Soixante-dix-huit : c'est le nombre de jours de grève des salariés de l'entreprise Onet, sous-traitant du CHU (centre hospitalier universitaire) de Montpellier pour le nettoyage. Ces femmes et ces hommes nettoient les parties communes et les bureaux de l'hôpital, permettent l'application des protocoles d'hygiène, participent à la lutte contre les infections nosocomiales. Pourtant, elles et ils le font dans des conditions difficiles, physiquement et psychologiquement épuisantes. Elles affrontent, d'abord, des tâches répétitives et des efforts physiques : « Je ne peux plus soulever de paquets de riz car mon poignet me fait mal. Les lombaires sont fatiguées », décrivent-elles. Elles doivent ensuite s'accommoder d'horaires fragmentés : elles arrivent à l'hôpital aux aurores, repartent en fin de matinée, puis doivent revenir en fin d'après-midi. « Quand on rentre à la maison, on est fatiguées, on n'arrive pas à écouter les enfants quand ils nous parlent », dit une autre. Tout ça pour un salaire de misère : moins de 1 000 euros par mois pour un temps partiel, à peine plus que le Smic pour un temps complet.
La goutte d'eau qui a fait déborder le vase de tant d'années sans reconnaissance est tombée le 13 septembre dernier. Onet a voulu leur imposer de badger à chaque réalisation de tâche, une infantilisation qui a poussé ces femmes et ces hommes à se mettre en grève avec des revendications claires : un treizième mois, une augmentation de salaires, l'arrêt des méthodes de flicage, une meilleure organisation du temps de travail.

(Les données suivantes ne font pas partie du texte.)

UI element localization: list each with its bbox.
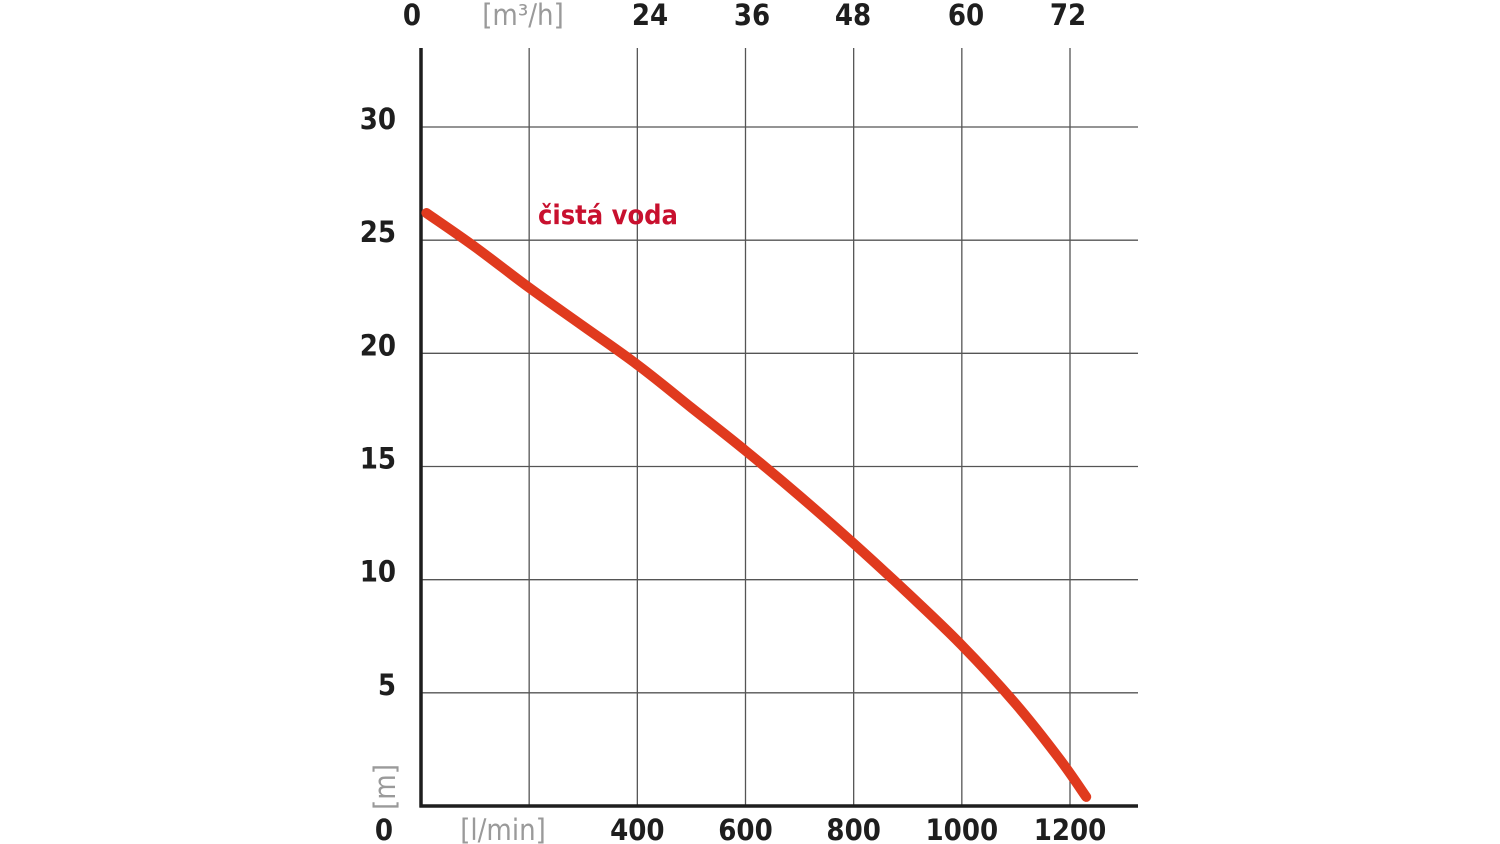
y-tick-label: 10: [360, 555, 396, 589]
y-tick-label: 5: [378, 668, 396, 702]
top-unit-label: [m³/h]: [482, 0, 564, 32]
top-tick-label: 72: [1050, 0, 1086, 32]
x-tick-label: 400: [610, 813, 664, 844]
x-tick-label: 1000: [926, 813, 999, 844]
x-unit-label: [l/min]: [460, 813, 546, 844]
grid-layer: [421, 48, 1138, 806]
top-tick-label: 60: [948, 0, 984, 32]
x-zero-label: 0: [375, 813, 393, 844]
y-tick-label: 30: [360, 102, 396, 136]
series-layer: [421, 208, 1092, 802]
y-tick-label: 25: [360, 215, 396, 249]
x-tick-label: 800: [826, 813, 880, 844]
series-label: čistá voda: [538, 200, 678, 231]
top-tick-label: 24: [632, 0, 668, 32]
top-tick-label: 36: [734, 0, 770, 32]
series-line-cista-voda: [421, 208, 1092, 802]
y-tick-label: 15: [360, 442, 396, 476]
axis-layer: [419, 48, 1138, 808]
top-zero-label: 0: [403, 0, 421, 32]
y-unit-label: [m]: [368, 764, 402, 810]
x-tick-label: 600: [718, 813, 772, 844]
label-layer: 0 [l/min] 400 600 800 1000 1200 0 [m³/h] 24 36 48 60…: [360, 0, 1107, 844]
y-tick-label: 20: [360, 328, 396, 362]
top-tick-label: 48: [835, 0, 871, 32]
x-tick-label: 1200: [1034, 813, 1107, 844]
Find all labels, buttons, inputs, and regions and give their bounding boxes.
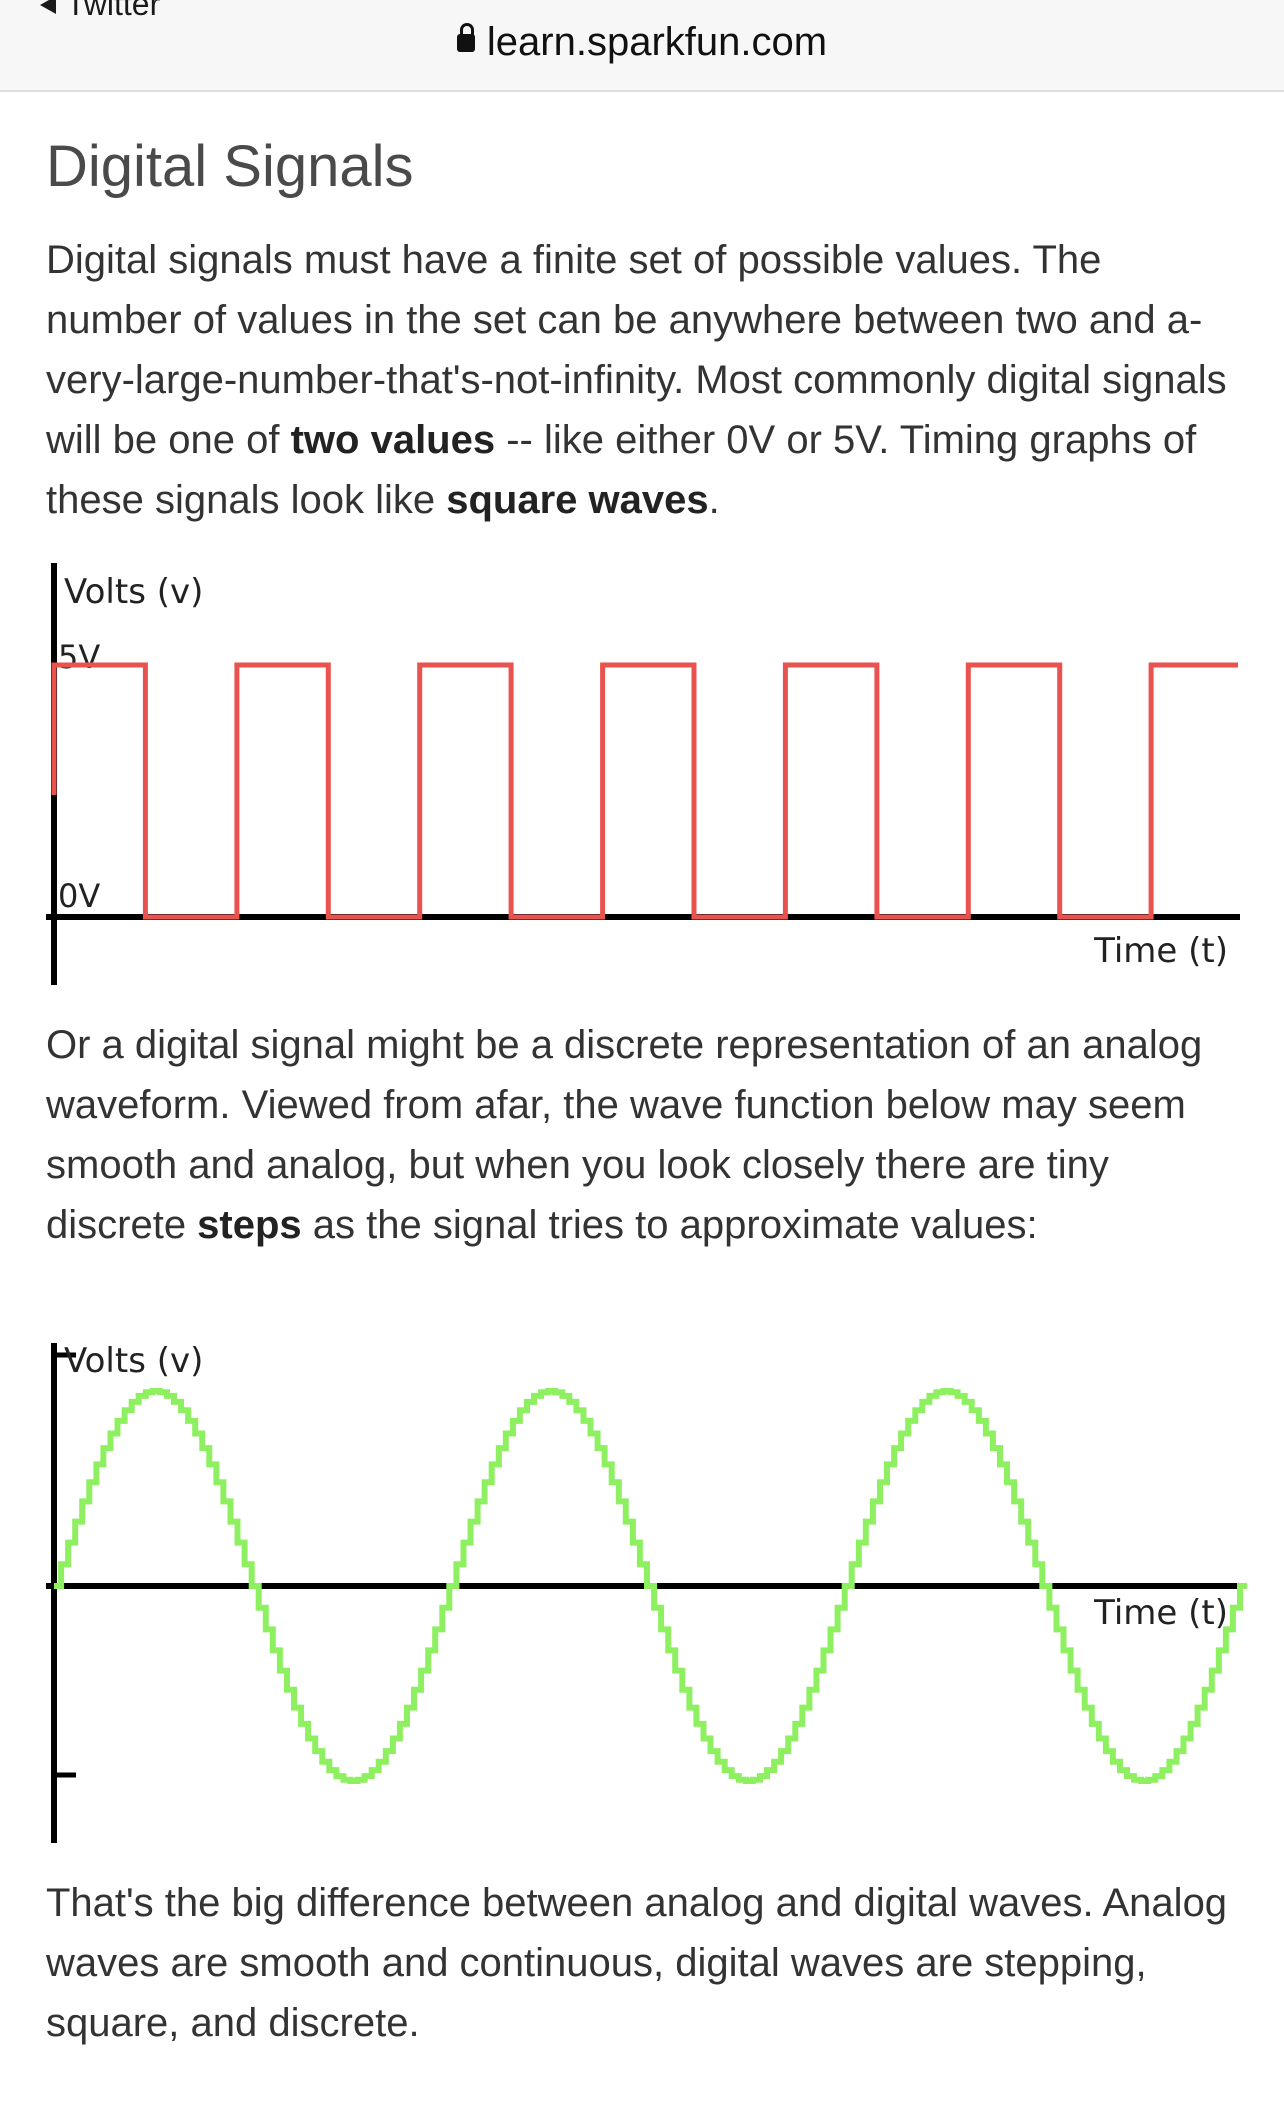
lock-icon [456,23,475,52]
paragraph-digital-intro: Digital signals must have a finite set o… [46,238,1227,522]
page-title: Digital Signals [46,134,414,199]
square-wave-chart: Volts (v) 5V 0V Time (t) [46,563,1240,985]
back-to-app-button[interactable]: Twitter [40,0,160,23]
bold-steps: steps [197,1203,302,1247]
x-axis-label: Time (t) [1093,931,1228,971]
bold-square-waves: square waves [446,478,709,522]
tick-label-5v: 5V [58,638,100,676]
browser-address-bar: Twitter learn.sparkfun.com [0,0,1284,92]
bold-two-values: two values [290,418,496,462]
url-text: learn.sparkfun.com [486,20,828,64]
y-axis-label: Volts (v) [64,1341,203,1381]
paragraph-discrete-representation: Or a digital signal might be a discrete … [46,1023,1203,1247]
back-arrow-icon [40,0,56,14]
y-axis-label: Volts (v) [64,572,203,612]
sine-wave-chart: Volts (v) Time (t) [46,1341,1248,1843]
back-label: Twitter [66,0,161,22]
paragraph-summary: That's the big difference between analog… [46,1881,1228,2045]
tick-label-0v: 0V [58,877,100,915]
url-field[interactable]: learn.sparkfun.com [0,20,1284,65]
square-wave-series [51,662,1238,920]
stepped-sine-series [54,1388,1248,1784]
x-axis-label: Time (t) [1093,1593,1228,1633]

Ces conditions de travail et ces revendications, vous les connaissez bien. Ma collègue Rachel Keke avait mené une lutte de vingt-deux mois à l'Ibis Batignolles pour dénoncer les mêmes souffrances et le même mépris. Mon collègue François Ruffin a écrit et montré le quotidien de ces femmes qui luttent pour la dignité au travail. En 2020, le groupe parlementaire La France insoumise avait d'ailleurs déposé une proposition de loi pour améliorer les conditions de travail des femmes de ménage dans la sous-traitance : paiement double des heures réalisées tôt le matin et tard le soir ; augmentation du Smic à hauteur de 1 600 euros ; assimilation des salariés du sous-traitant aux salariés du donneur d'ordre, pour le salaire horaire notamment. Alors que l'inflation sur les produits alimentaires, l'énergie et les carburants explose, qu'une grande partie des salariés d'Onet travaille dans l'hôpital depuis plus de dix ans – jusqu'à dix-sept ans pour certaines –, alors que le chiffre d'affaires d'Onet atteint près de 2 milliards d'euros, ces propositions sont plus que jamais d'actualité.

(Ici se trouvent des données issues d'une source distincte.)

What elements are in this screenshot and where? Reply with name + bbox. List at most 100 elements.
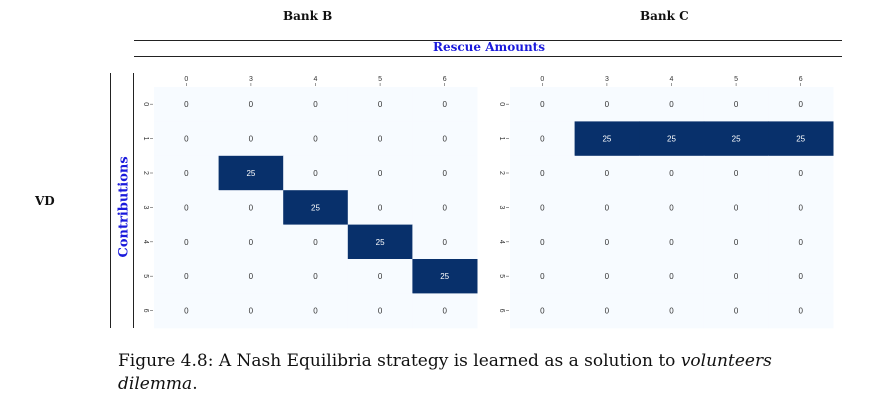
heatmap-c-value-r6-c3: 0 <box>734 307 739 316</box>
heatmap-c-value-r5-c1: 0 <box>605 272 610 281</box>
heatmap-b-ytick-6: 6 <box>142 309 149 313</box>
heatmap-b-value-r4-c3: 25 <box>376 238 385 247</box>
heatmap-c-value-r5-c2: 0 <box>669 272 674 281</box>
heatmap-c-value-r3-c2: 0 <box>669 203 674 212</box>
heatmap-c-cell-r1-c1 <box>574 121 640 157</box>
inner-vertical-rule <box>133 73 134 328</box>
heatmap-c-value-r0-c3: 0 <box>734 100 739 109</box>
heatmap-b-value-r6-c3: 0 <box>378 307 383 316</box>
heatmap-b-cell-r6-c4 <box>412 293 478 329</box>
bank-c-title: Bank C <box>640 9 689 23</box>
heatmap-b-value-r2-c4: 0 <box>442 169 447 178</box>
heatmap-b-value-r3-c4: 0 <box>442 203 447 212</box>
heatmap-c-cell-r1-c2 <box>639 121 705 157</box>
heatmap-b-cell-r1-c4 <box>412 121 478 157</box>
heatmap-b-cell-r4-c3 <box>347 224 413 260</box>
heatmap-b-value-r5-c1: 0 <box>249 272 254 281</box>
heatmap-c-cell-r6-c1 <box>574 293 640 329</box>
heatmap-c-cell-r4-c3 <box>703 224 769 260</box>
heatmap-b-cell-r4-c0 <box>154 224 220 260</box>
heatmap-b-cell-r3-c4 <box>412 190 478 226</box>
heatmap-c-cell-r4-c1 <box>574 224 640 260</box>
heatmap-c-value-r3-c0: 0 <box>540 203 545 212</box>
heatmap-c-value-r5-c0: 0 <box>540 272 545 281</box>
heatmap-c-cell-r0-c2 <box>639 87 705 122</box>
heatmap-bank-c: 0 0 0 0 00 25 25 25 250 0 0 0 00 0 0 0 00 0 0 0 00 0 0 0 00 0 0 0 00… <box>498 76 834 329</box>
heatmap-b-group: 0 0 0 0 00 0 0 0 00 25 0 0 00 0 25 0 00 0 0 25 00 0 0 0 250 0 0 0 00… <box>142 76 478 329</box>
heatmap-b-value-r4-c4: 0 <box>442 238 447 247</box>
heatmap-c-value-r4-c2: 0 <box>669 238 674 247</box>
heatmap-c-ytick-4: 4 <box>498 240 505 244</box>
heatmap-c-cell-r0-c1 <box>574 87 640 122</box>
heatmap-b-xtick-2: 4 <box>314 76 318 83</box>
heatmap-b-ytick-3: 3 <box>142 205 149 209</box>
heatmap-b-xtick-4: 6 <box>443 76 447 83</box>
heatmap-b-cell-r5-c4 <box>412 259 478 294</box>
heatmap-b-value-r1-c4: 0 <box>442 135 447 144</box>
heatmap-c-value-r1-c4: 25 <box>796 135 805 144</box>
heatmap-c-cell-r3-c1 <box>574 190 640 226</box>
heatmap-b-cell-r3-c0 <box>154 190 220 226</box>
heatmap-b-cell-r3-c2 <box>283 190 349 226</box>
caption-italic-2: dilemma <box>118 374 193 394</box>
heatmap-b-cell-r1-c1 <box>218 121 284 157</box>
heatmap-c-cell-r2-c3 <box>703 155 769 191</box>
heatmap-c-cell-r6-c0 <box>510 293 576 329</box>
heatmap-b-value-r3-c3: 0 <box>378 203 383 212</box>
heatmap-c-cell-r5-c0 <box>510 259 576 294</box>
heatmap-c-value-r5-c4: 0 <box>798 272 803 281</box>
heatmap-b-value-r1-c3: 0 <box>378 135 383 144</box>
heatmap-b-value-r6-c4: 0 <box>442 307 447 316</box>
heatmap-b-xtick-0: 0 <box>184 76 188 83</box>
heatmap-b-value-r4-c1: 0 <box>249 238 254 247</box>
heatmap-c-cell-r1-c3 <box>703 121 769 157</box>
heatmap-b-cell-r4-c4 <box>412 224 478 260</box>
heatmap-b-value-r2-c2: 0 <box>313 169 318 178</box>
heatmap-bank-b: 0 0 0 0 00 0 0 0 00 25 0 0 00 0 25 0 00 0 0 25 00 0 0 0 250 0 0 0 00… <box>142 76 478 329</box>
heatmap-b-cell-r4-c1 <box>218 224 284 260</box>
heatmap-b-value-r3-c2: 25 <box>311 203 320 212</box>
heatmap-b-value-r2-c3: 0 <box>378 169 383 178</box>
heatmap-c-ytick-3: 3 <box>498 205 505 209</box>
heatmap-c-cell-r6-c3 <box>703 293 769 329</box>
heatmap-b-cell-r2-c0 <box>154 155 220 191</box>
heatmap-c-xtick-3: 5 <box>734 76 738 83</box>
heatmap-c-value-r3-c3: 0 <box>734 203 739 212</box>
heatmap-c-cell-r6-c4 <box>768 293 834 329</box>
heatmap-b-cell-r6-c3 <box>347 293 413 329</box>
heatmap-b-value-r5-c4: 25 <box>440 272 449 281</box>
heatmap-c-cell-r0-c0 <box>510 87 576 122</box>
heatmap-b-cell-r6-c0 <box>154 293 220 329</box>
top-rule <box>134 40 842 41</box>
caption-italic-1: volunteers <box>680 351 772 371</box>
heatmap-b-value-r5-c3: 0 <box>378 272 383 281</box>
heatmap-c-value-r2-c4: 0 <box>798 169 803 178</box>
heatmap-c-cell-r1-c4 <box>768 121 834 157</box>
heatmap-c-cell-r0-c4 <box>768 87 834 122</box>
heatmap-b-value-r2-c0: 0 <box>184 169 189 178</box>
heatmap-b-cell-r6-c2 <box>283 293 349 329</box>
heatmap-b-ytick-4: 4 <box>142 240 149 244</box>
heatmap-b-value-r3-c0: 0 <box>184 203 189 212</box>
heatmap-c-group: 0 0 0 0 00 25 25 25 250 0 0 0 00 0 0 0 00 0 0 0 00 0 0 0 00 0 0 0 00… <box>498 76 834 329</box>
heatmap-b-ytick-1: 1 <box>142 137 149 141</box>
heatmap-c-cell-r1-c0 <box>510 121 576 157</box>
heatmap-c-value-r2-c1: 0 <box>605 169 610 178</box>
heatmap-b-cell-r0-c0 <box>154 87 220 122</box>
heatmap-c-value-r1-c2: 25 <box>667 135 676 144</box>
heatmap-b-ytick-2: 2 <box>142 171 149 175</box>
heatmap-c-value-r6-c0: 0 <box>540 307 545 316</box>
heatmap-b-cell-r1-c2 <box>283 121 349 157</box>
heatmap-b-cell-r0-c4 <box>412 87 478 122</box>
heatmap-c-value-r4-c1: 0 <box>605 238 610 247</box>
heatmap-c-value-r4-c3: 0 <box>734 238 739 247</box>
heatmap-c-value-r1-c1: 25 <box>602 135 611 144</box>
heatmap-b-cell-r0-c1 <box>218 87 284 122</box>
figure-caption: Figure 4.8: A Nash Equilibria strategy i… <box>118 350 818 396</box>
heatmap-b-value-r0-c0: 0 <box>184 100 189 109</box>
heatmap-b-cell-r1-c3 <box>347 121 413 157</box>
contributions-label: Contributions <box>116 156 132 258</box>
heatmap-b-value-r2-c1: 25 <box>246 169 255 178</box>
heatmap-b-value-r1-c2: 0 <box>313 135 318 144</box>
heatmap-c-value-r5-c3: 0 <box>734 272 739 281</box>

Madame la ministre déléguée, une fois qu'on a traversé la rue pour trouver du travail, que fait-on quand celui-ci épuise ? Quand le salaire ne nourrit pas ? Le Gouvernement finance les hôpitaux, qui financent les sous-traitants. Il a donc son mot à dire quant aux conditions de travail que ces derniers imposent à leurs salariés. C'est une question de dignité au travail, mais aussi de santé publique. Ces travailleurs essentiels, comme vous les appeliez pendant le confinement, doivent être payés et traités convenablement.